Too few laughs in Orton classic

Reporter: Paul Genty
Date published: 04 April 2014


Entertaining Mr Sloane, Oldham COliseum, to Saturday
LONDON Classic Theatre brought a rather good production of Pinter’s moody “Betrayal” to the Coliseum last year, and now returns with a playwright artistic director Michael Cabot considers a suitable bedfellow for the Nobel prizewinner.

I’m not sure I or many others would agree Pinter and Orton share many similarities, but the two had a healthy respect for each other (Pinter even gave an address at Orton’s funeral) and in some ways use similar devices - precision with words, disconcerting jumps from calm to anger and violence, moments of comedy amid despair, and so on.

Orton’s work is an acquired taste, like Pinter’s, but one a little harder to admire. In this production Cabot pushes the work more than usual towards the tragic side of what he calls the fine line between tragedy and comedy.

The result offers some laughs, but perhaps not enough, and also exposes the flaws in what was Orton’s short but first full-length work — its scrappiness, lack of character development, its prejudices and the overall air that while it might still have the power to shock some people, those people will generally watch nothing more disturbing than “Midsommer Murders”.

Though Cabot doesn’t particularly push the comedy he does get mostly rounded performances from his cast of four.

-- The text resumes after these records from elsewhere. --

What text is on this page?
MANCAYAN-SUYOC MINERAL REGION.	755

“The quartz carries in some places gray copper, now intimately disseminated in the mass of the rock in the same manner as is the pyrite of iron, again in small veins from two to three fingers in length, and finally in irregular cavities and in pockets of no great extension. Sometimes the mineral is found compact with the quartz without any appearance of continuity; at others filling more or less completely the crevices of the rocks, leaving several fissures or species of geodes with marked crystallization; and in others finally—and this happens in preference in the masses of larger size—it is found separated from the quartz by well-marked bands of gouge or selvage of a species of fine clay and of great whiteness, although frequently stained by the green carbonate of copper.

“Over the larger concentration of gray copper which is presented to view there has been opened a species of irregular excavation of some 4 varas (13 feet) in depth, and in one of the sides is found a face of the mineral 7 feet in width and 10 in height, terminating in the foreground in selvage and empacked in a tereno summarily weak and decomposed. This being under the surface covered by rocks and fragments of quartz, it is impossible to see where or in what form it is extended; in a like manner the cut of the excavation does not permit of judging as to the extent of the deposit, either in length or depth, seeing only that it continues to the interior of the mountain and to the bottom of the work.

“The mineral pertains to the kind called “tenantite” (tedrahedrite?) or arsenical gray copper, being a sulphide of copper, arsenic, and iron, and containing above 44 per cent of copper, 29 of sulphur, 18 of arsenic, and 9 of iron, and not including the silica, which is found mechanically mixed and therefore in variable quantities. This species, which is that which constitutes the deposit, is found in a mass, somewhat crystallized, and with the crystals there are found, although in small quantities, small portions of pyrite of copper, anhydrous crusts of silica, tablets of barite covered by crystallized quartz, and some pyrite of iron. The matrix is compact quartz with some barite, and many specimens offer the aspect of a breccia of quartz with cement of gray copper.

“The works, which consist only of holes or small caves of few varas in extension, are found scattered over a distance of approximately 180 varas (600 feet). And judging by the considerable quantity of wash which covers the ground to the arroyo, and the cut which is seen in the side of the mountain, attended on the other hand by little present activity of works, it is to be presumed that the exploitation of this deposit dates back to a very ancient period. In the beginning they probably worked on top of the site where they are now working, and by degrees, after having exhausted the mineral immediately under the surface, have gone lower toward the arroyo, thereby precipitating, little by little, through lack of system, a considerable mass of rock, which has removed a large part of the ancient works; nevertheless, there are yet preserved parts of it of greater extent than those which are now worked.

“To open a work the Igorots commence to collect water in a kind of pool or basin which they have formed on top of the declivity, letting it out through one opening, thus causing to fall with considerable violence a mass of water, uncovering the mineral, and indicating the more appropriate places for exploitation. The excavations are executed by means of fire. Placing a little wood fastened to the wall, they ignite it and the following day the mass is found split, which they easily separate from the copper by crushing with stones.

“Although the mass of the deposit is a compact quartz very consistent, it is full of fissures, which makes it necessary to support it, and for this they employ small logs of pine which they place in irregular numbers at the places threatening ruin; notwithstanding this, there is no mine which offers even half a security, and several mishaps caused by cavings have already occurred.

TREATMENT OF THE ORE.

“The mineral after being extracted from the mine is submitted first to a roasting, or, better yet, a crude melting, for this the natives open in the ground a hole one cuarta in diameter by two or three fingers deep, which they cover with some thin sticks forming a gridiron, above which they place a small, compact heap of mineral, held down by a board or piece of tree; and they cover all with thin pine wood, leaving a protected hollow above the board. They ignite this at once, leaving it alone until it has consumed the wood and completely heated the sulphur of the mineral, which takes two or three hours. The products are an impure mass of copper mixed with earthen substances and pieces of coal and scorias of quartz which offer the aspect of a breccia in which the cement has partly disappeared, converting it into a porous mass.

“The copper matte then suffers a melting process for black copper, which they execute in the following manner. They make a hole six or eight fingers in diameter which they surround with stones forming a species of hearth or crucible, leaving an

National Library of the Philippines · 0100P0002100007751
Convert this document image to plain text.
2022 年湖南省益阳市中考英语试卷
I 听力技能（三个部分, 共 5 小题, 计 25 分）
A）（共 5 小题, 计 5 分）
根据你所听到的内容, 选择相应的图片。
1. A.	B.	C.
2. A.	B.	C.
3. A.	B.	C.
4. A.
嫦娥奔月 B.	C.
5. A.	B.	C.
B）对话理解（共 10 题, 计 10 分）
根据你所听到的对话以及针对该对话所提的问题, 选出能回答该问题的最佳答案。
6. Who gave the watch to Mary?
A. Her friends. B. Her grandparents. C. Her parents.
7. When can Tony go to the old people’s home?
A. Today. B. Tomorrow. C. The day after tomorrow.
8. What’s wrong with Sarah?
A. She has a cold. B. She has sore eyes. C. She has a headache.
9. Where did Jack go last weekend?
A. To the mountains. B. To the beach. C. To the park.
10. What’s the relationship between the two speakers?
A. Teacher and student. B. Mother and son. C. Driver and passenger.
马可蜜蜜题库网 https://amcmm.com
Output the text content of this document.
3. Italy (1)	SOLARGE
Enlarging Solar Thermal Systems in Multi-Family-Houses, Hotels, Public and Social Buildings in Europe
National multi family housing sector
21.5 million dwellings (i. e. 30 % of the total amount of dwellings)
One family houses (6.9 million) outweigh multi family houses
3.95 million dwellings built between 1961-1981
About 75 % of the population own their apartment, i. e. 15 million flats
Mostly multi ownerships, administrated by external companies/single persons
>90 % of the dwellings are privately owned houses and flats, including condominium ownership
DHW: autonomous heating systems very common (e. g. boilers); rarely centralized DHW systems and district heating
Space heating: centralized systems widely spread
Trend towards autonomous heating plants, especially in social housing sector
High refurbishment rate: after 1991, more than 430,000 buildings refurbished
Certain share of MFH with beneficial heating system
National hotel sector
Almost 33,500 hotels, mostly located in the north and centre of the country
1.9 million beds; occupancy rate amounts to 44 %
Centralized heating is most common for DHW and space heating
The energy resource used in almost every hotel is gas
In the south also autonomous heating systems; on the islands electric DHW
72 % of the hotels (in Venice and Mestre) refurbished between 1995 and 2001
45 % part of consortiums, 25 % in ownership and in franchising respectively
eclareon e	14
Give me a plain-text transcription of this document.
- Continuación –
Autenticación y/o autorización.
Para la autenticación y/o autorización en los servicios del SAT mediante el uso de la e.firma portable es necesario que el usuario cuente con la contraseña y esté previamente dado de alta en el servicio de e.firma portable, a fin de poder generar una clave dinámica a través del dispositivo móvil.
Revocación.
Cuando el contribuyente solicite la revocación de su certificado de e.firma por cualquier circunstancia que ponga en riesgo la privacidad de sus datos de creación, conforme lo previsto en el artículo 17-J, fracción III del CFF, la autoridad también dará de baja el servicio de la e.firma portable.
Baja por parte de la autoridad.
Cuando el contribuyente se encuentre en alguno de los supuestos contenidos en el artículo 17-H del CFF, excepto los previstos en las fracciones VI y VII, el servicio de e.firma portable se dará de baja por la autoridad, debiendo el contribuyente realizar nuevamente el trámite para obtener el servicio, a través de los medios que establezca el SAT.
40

Pauline Whittaker plays Kath as an overtly randy woman in her early Forties whose age, false teeth and unattractiveness play up warmly to the advances of the young psychopath of lodger-then-lover Sloane (determinedly performed by Paul Sandys, as intense and decidedly petulant, bordering on violent). Nicholas Gasson, though perhaps not frail enough, is admirable as the failing Kemp, father to Kath and Ed. The one discordant note is perhaps the Ed of Jonathan Ashley, played loud and aggressive, in a way that makes some of his actions a little out of the character Orton wrote.

The setting — in a house surrounded by a rubbish dump — gives designer Simon Kenny the chance to make the front room set out of piled-up junk and furniture which works surprisingly well. A little more comedy and a little less tragedy and this would be a much stronger production of the 50-year-old classic.